Colin Keefe, February 3 – March 10, 2010
Colin Keefe makes meticulously crafted plan views of fictitious built environments. Although drawn heavily from architectural pictorial schema Keefe's sculpture and ink and pencil drawings explore "methods for breeding buildings." This exhibition will focus on Keefe's Architectural Pollination series which implements a biological interpretation of a city's evolution, each drawing resembling a microscope slide teaming with life. In this petri dish of architectural spaces buildings breed, consume one another, fuse and fission.
Andrew Zarou, January 3 – January 31, 2010
As a teenager Andrew Zarou was fascinated by the Cold War Era short wave radio transmissions that covert agents used to send coded messages around the world. Inherent in his deep interest in these broadcasts was his lack of understanding. In essence, his ignorance of the meaning of these electronic messages formed the basis of his interest. The random, repetitive lists of numbers and odd tone sequences riveted him as a child and forms the basis for Andrew's visual vocabulary today.
Jerry Walden, November 11 – December 20, 2009
Three years ago, a diagnosis of cancer provided artist Jerry Walden the impetus for reflection. Looking back over his career, he felt much of his work was no longer visually valid. To reenergize both himself and his work, he began blocking out parts of his original paintings, covering some parts, leaving others to show through. In Deconstructing Jerry #40 (pictured at right), for example, the artist took his 1971 painting, Hi-way Drive-in, rotated it and painted over some of the original colors. By combining parts of his work that he finds valid with new layers of paint, he creates reinvigorated patchworks that have a life of their own.

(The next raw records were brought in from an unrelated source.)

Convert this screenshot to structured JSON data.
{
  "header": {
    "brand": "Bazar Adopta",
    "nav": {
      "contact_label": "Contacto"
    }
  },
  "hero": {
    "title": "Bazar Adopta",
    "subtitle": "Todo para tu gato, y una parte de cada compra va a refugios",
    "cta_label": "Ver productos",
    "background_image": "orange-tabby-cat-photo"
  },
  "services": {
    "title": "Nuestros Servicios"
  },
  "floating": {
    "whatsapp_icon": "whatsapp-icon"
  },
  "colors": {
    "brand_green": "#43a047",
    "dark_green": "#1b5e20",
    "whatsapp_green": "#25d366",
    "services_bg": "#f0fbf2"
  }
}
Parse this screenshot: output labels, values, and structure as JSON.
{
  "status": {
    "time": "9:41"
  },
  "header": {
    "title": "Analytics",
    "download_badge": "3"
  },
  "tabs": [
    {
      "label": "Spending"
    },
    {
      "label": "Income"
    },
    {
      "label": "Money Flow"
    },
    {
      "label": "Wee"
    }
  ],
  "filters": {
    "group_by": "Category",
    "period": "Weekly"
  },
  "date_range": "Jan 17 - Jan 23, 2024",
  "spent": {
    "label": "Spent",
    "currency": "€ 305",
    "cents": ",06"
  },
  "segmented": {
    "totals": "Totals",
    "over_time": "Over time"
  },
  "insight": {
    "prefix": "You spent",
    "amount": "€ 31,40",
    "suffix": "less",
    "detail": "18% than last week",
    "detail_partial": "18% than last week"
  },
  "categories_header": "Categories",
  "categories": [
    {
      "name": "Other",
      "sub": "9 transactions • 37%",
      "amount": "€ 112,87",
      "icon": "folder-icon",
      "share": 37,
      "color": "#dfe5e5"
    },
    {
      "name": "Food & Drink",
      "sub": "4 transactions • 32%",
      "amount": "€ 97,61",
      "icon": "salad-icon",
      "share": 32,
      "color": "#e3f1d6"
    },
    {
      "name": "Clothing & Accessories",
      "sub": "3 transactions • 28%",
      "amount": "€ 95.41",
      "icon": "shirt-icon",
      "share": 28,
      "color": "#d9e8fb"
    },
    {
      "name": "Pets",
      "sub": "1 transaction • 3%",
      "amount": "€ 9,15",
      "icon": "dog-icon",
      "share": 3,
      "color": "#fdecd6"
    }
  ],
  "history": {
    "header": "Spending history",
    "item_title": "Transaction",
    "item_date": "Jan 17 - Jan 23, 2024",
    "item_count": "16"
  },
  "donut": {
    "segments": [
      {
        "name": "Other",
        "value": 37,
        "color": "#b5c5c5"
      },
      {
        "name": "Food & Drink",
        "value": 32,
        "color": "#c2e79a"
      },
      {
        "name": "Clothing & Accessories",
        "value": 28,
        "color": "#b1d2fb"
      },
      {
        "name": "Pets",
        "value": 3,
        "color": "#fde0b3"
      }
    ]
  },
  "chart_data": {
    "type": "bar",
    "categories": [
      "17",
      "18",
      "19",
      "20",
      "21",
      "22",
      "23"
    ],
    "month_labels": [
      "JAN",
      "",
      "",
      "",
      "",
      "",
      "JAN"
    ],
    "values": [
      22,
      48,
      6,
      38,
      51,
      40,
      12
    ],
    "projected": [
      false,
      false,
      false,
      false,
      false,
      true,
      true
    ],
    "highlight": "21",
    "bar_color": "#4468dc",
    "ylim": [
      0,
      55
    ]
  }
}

Mike Childs, October 7 – November 8, 2009
In over 15 years of studio practice Childs has developed a minimal, mainly abstract language of patterns, symbols, structural logic and colors derived from photographs of Modern buildings he has taken of buildings in Toronto, Canada and New York City.
James Cullinane, September 6 – October 4, 2009
For more than 10 years Mr. Cullinane has been exploring the metaphorical power and psychological significance of children's book and dictionary illustrations. Through laborious process Cullinane transforms illustration into complex, often seemingly nonsensical images that float somewhere between the figurative and non-figurative.
Robert Walden, July 29 – August 23, 2009
Robert Walden’s Ontological Road Maps suggest aerial views or maps of elaborate urban zones complete with housing developments, industrial areas, and business districts. However the accustomed crisp printing of ordinary maps gives way to the insistent presence of the hand of the artist, as one imagines him making each of the fine delicate lines that constitute his webs of transit networks.
Henry Chung, June 20 – July 19, 2009
Henry continues his exploration of obsolete technologies as metaphor for the changes and complexities of contemporary life in a series of portraits of computer enhanced images culled from flea markets and garage sales, rendered in computer punch tape.
Patty Cateura, May 9 – June 14, 2009
Ms Cateura paints deceptively simple color field paintings that, “question how we experience and relate to nature in an increasingly urbanized world.” Painted in acrylic on canvas, these peculiar geometric shapes float seemingly weightless in spaces of intense monochromatic colors and are on closer inspection a building, or a machine or beams of headlights on a mountain road at midnight. Behind the serene whimsy of her visual meditations Cateura laboriously manipulates the color and position of objects in each composition.
Jodi Chamberlain, April 5 – May 3, 2009
Ms Chamberlain paints mysteriously psychological vignettes of towns or sailboats perched high in the air on impossible stilts. Sometimes oddly shaped humanoid figures populate these platforms set against emotionally charged colorful skies. Chamberlain’s imagery evokes questions about our society’s sustainability or anxiety, or possibly her own version of glass houses.